Andrew Little refuses to call buckling health system 'crisis' as figures reveal big jump in reports of understaffing causing safety risks

The increased COVID numbers are piling weight onto a buckling health system.

But the Health Minister on Tuesday refused to use the 'c-word', even though leading GPs, surgeons, nurses, aged care workers and midwives all say the system is in crisis and that Andrew Little should admit it.

Love for the residents, that's what Natalie Seymour, a service manager at Nurse Maude Hospital, says is keeping her staff going.

"They've had enough. They're burnt out, they're tired, they're exhausted, they're sick. It's got to stop," she said.

It's not just action she wants from the Government. It's a word - one Little isn't saying.

"He needs to recognise that nursing is in a crisis and the aged care sector is suffering"

Little said he is "acknowledging the very severe circumstances that they're under". 

Newshub can reveal just how severe those circumstances are for aged care. Each time a patient is put at risk because of staffing shortages, nurses file a Section 31 notice with the Ministry of Health.

In 2020, there were 260 notices of understaffing causing a safety risk. In 2021, there were 851, and in the first six months of this year alone there have already been 987 - more than the entirety of last year.

"Andrew Little needs to acknowledge the aged residential care sector is a sector in crisis," said National's health spokesperson Dr Shane Reti.

But Little said "it doesn't matter what you call it, it's about what you do that matters the most and what we're doing is continuing that effort to recruit".

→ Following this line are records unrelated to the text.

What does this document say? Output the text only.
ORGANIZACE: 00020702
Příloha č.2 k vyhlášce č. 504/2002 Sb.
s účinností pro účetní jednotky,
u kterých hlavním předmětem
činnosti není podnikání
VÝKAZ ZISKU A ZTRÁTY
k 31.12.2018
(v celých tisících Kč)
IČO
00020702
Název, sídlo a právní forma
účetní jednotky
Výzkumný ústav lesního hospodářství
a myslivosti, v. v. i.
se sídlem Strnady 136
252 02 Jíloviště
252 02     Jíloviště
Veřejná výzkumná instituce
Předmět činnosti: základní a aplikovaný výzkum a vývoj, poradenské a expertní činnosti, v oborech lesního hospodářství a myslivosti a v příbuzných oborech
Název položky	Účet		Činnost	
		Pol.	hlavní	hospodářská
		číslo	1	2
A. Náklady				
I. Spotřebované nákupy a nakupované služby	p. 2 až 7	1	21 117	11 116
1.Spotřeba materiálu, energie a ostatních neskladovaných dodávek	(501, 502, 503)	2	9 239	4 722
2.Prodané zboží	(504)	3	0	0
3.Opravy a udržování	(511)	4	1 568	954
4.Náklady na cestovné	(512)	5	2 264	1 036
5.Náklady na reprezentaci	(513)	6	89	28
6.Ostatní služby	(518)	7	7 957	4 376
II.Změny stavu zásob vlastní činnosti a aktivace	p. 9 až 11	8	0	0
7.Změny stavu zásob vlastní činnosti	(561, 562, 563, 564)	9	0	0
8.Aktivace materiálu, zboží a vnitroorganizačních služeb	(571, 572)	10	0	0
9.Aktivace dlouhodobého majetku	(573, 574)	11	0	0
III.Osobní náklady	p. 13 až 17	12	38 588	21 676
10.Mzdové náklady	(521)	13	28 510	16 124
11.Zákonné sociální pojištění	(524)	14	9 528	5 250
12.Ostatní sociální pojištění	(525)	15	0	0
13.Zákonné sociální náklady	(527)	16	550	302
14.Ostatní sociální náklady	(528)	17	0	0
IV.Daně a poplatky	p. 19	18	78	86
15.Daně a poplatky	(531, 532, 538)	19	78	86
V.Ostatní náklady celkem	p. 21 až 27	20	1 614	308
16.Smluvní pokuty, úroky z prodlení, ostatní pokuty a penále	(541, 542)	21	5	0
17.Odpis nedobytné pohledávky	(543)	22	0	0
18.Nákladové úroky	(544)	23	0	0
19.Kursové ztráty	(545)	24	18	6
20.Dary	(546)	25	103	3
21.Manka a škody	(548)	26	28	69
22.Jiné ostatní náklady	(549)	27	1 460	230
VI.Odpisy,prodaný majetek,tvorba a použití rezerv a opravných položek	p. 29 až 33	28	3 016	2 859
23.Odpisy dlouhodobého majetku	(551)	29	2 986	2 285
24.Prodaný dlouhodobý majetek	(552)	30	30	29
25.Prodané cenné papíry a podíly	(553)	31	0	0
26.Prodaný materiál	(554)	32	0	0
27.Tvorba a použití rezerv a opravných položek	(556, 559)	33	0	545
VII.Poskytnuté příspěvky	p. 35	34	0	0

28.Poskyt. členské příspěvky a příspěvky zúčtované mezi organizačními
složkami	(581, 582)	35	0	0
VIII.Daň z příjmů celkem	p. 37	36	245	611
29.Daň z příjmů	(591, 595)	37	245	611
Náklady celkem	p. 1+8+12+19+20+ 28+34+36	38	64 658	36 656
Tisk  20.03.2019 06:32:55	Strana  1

There are 1200 vacancies across aged care. Warwick Dunn, the deputy chair of the New Zealand Aged Care Association, says that's a quarter of the workforce.

"Acknowledging a crisis is a first step… by acknowledging it we can look at some short-term solutions and then we can look at the long-term solutions."

It's not just aged care calling it a crisis. According to a survey of more than 900 doctors, 99 percent agreed there was a health workforce crisis.

The authors then wrote to ministers warning: "we are at risk of a catastrophic collapse of the workforce".

Asked why not call it a crisis, Little said: "Because I've been called on to call a whole bunch of different things crises before. In the end, it's not the label you put on it, it's what you do about it".

The Health Minister is refusing to use the word 'crisis' because to him that means the health system is literally falling apart at the seams.

But to the health care workers who are burnt out, stressed out and stretched far too thin, just hearing the minister say crisis would at least be a start.